An assistant professor at the University of California, Riverside’s Bourns College of Engineering is using the teeth of a marine snail found off the coast of California to create less costly and more efficient nanoscale materials to improve solar cells and lithium-ion batteries.
The most recent findings by David Kisailus, an assistant professor of chemical and environmental engineering, details how the teeth of chiton grow. The paper was published in the journal Advanced Functional Materials, and was co-authored by several of his current and former students and scientists at Harvard University in Cambridge Mass., Chapman University in Orange, Calif. and Brookhaven National Laboratory in Upton, NY.
The paper is focused on the gumboot chiton, the largest type of chiton, which can be up to a foot long. They are found along the shores of the Pacific Ocean from central California to Alaska. They have a leathery upper skin, which is usually reddish-brown and occasionally orange, leading some to give it the nickname “wandering meatloaf.”
Over time, chitons have evolved to eat algae growing on and within rocks using a specialized rasping organ called a radula, a conveyer belt-like structure in the mouth that contains 70 to 80 parallel rows of teeth. During the feeding process, the first few rows of the teeth are used to grind rock to get to the algae. They become worn, but new teeth are continuously produced and enter the “wear zone” at the same rate as teeth are shed.
Kisailus, who uses nature as inspiration to design next generation engineering products and materials, started studying chitons five years ago because he was interested in abrasion and impact-resistant materials. He has previously determined that the chiton teeth contain the hardest biomineral known on Earth, magnetite, which is the key mineral that not only makes the tooth hard, but also magnetic.
In the just-published paper, “Phase transformations and structural developments in the radular teeth of Cryptochiton stelleri,” Kisailus set out to determine how the hard and magnetic outer region of the tooth forms.
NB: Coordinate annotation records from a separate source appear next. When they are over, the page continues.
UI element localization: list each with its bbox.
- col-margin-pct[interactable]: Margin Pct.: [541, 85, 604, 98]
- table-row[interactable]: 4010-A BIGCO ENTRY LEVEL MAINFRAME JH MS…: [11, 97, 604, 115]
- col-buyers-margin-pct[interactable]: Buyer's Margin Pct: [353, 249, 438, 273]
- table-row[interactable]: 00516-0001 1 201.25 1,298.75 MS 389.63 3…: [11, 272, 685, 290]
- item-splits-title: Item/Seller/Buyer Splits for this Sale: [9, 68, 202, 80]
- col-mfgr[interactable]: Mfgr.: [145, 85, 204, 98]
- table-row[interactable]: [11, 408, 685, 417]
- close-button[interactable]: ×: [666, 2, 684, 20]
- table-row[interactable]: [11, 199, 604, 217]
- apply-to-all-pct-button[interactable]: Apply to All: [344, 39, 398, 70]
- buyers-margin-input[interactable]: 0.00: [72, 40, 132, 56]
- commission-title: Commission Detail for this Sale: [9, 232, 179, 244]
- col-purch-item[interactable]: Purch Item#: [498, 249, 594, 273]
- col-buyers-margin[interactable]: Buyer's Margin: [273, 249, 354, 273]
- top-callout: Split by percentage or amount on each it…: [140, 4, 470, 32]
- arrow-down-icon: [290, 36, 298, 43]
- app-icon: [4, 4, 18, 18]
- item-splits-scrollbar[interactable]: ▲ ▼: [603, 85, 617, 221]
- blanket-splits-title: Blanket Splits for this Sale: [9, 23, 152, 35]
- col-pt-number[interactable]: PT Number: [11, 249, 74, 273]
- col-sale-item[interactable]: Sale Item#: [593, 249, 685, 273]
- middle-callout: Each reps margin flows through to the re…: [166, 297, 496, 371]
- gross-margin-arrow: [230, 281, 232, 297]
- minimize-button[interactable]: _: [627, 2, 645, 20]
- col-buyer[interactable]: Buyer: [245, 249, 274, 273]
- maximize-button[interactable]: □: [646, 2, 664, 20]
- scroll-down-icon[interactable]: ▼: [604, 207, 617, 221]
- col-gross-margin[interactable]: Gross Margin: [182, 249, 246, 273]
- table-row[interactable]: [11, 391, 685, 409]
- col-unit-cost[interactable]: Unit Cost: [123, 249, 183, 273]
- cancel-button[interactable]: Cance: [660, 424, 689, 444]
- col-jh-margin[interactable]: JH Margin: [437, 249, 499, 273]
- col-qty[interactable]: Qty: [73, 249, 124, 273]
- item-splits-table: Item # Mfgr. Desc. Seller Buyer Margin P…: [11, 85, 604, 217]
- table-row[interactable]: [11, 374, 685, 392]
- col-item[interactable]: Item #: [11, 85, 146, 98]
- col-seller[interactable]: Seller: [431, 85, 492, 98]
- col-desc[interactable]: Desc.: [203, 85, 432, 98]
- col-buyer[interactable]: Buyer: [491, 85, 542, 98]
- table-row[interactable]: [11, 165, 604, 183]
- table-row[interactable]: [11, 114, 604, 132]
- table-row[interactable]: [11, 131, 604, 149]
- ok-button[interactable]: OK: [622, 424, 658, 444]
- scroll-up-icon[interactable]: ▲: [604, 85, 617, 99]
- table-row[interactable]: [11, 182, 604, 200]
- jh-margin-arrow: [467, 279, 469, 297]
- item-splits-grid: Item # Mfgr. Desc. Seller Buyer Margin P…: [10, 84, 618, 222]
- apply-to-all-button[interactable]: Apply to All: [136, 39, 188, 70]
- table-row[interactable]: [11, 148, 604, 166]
His work revealed this occurs in three steps. Initially, hydrated iron oxide (ferrihydrite) crystals nucleate on a fiber-like chitinous (complex sugar) organic template. These nanocrystalline ferrihydrite particles convert to a magnetic iron oxide (magnetite) through a solid-state transformation. Finally, the magnetite particles grow along these organic fibers, yielding parallel rods within the mature teeth that make them so hard and tough.
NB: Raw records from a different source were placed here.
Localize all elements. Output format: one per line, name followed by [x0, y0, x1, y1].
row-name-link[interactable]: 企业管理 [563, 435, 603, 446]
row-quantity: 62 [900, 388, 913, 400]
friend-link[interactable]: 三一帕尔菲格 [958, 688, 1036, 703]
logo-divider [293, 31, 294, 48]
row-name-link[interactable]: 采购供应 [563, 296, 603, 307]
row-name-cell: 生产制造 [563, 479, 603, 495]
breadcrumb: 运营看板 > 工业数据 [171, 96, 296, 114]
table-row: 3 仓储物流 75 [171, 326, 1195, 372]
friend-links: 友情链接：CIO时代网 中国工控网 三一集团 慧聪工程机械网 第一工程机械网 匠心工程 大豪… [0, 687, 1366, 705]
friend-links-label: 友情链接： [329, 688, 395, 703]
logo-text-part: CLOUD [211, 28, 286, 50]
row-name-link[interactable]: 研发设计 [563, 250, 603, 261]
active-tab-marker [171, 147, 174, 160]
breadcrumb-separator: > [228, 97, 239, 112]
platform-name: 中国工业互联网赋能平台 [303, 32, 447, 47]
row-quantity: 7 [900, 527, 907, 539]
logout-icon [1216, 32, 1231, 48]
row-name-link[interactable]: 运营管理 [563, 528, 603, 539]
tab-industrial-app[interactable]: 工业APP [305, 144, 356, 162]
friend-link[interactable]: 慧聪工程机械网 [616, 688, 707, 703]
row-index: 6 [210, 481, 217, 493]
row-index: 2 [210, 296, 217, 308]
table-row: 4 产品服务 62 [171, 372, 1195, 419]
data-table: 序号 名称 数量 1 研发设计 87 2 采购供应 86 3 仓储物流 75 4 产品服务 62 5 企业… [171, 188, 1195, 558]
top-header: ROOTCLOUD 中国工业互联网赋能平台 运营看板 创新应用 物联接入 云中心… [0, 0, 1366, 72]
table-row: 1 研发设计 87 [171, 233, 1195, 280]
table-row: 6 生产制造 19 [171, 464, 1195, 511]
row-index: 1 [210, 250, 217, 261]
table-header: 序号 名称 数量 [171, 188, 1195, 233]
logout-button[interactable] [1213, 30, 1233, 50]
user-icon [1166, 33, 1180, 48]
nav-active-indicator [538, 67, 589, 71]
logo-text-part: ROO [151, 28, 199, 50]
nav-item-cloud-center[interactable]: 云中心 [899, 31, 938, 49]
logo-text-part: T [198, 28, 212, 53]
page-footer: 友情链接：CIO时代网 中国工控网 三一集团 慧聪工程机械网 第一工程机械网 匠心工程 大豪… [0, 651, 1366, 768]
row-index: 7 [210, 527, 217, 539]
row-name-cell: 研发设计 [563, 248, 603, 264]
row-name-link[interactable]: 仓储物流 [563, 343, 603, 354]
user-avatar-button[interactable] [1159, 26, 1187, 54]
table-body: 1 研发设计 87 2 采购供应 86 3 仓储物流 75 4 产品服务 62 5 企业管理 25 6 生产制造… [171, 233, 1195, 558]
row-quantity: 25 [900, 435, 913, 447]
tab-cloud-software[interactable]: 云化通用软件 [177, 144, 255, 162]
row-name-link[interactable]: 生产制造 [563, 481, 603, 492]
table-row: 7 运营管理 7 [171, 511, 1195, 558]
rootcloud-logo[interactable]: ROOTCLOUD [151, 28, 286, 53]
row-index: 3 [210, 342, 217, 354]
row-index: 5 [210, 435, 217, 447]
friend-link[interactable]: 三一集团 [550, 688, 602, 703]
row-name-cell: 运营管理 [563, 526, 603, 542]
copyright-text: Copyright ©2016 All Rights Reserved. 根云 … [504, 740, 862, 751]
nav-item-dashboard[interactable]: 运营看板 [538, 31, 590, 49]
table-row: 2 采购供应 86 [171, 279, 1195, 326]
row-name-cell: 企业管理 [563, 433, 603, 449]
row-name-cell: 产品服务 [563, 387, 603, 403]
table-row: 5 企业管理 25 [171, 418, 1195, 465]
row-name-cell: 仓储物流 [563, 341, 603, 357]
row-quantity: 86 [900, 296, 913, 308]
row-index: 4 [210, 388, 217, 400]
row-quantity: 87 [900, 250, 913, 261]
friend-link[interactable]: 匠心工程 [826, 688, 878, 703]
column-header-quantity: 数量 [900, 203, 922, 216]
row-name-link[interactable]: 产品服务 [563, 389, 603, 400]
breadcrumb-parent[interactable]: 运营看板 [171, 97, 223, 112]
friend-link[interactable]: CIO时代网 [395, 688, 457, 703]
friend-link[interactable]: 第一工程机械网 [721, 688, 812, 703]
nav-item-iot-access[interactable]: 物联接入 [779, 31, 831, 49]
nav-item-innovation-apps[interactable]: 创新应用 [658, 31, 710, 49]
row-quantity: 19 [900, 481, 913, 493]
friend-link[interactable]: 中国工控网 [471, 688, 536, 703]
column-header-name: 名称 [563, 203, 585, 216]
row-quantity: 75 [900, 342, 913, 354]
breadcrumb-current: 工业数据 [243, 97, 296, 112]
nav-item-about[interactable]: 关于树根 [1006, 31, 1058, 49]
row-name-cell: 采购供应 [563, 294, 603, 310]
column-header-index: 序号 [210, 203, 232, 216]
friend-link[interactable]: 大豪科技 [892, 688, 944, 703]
“Incredibly, all of this occurs at room temperature and under environmentally benign conditions,” Kisailus said. “This makes it appealing to utilize similar strategies to make nanomaterials in a cost-effective manner.”
Kisailus is using the lessons learned from this biomineralization pathway as inspiration in his lab to guide the growth of minerals used in solar cells and lithium-ion batteries. By controlling the crystal size, shape and orientation of engineering nanomaterials, he believes he can build materials that will allow the solar cells and lithium-ion batteries to operate more efficiently. In other words, the solar cells will be able to capture a greater percentage of sunlight and convert it to electricity more efficiently and the lithium-ion batteries could need significantly less time to recharge.
Using the chiton teeth model has another advantage: engineering nanocrystals can be grown at significantly lower temperatures, which means significantly lower production costs.
While Kisailus is focused on solar cells and lithium-ion batteries, the same techniques could be used to develop everything from materials for car and airplane frames to abrasion resistant clothing. In addition, understanding the formation and properties of the chiton teeth could help to create better design parameters for better oil drills and dental drill bits.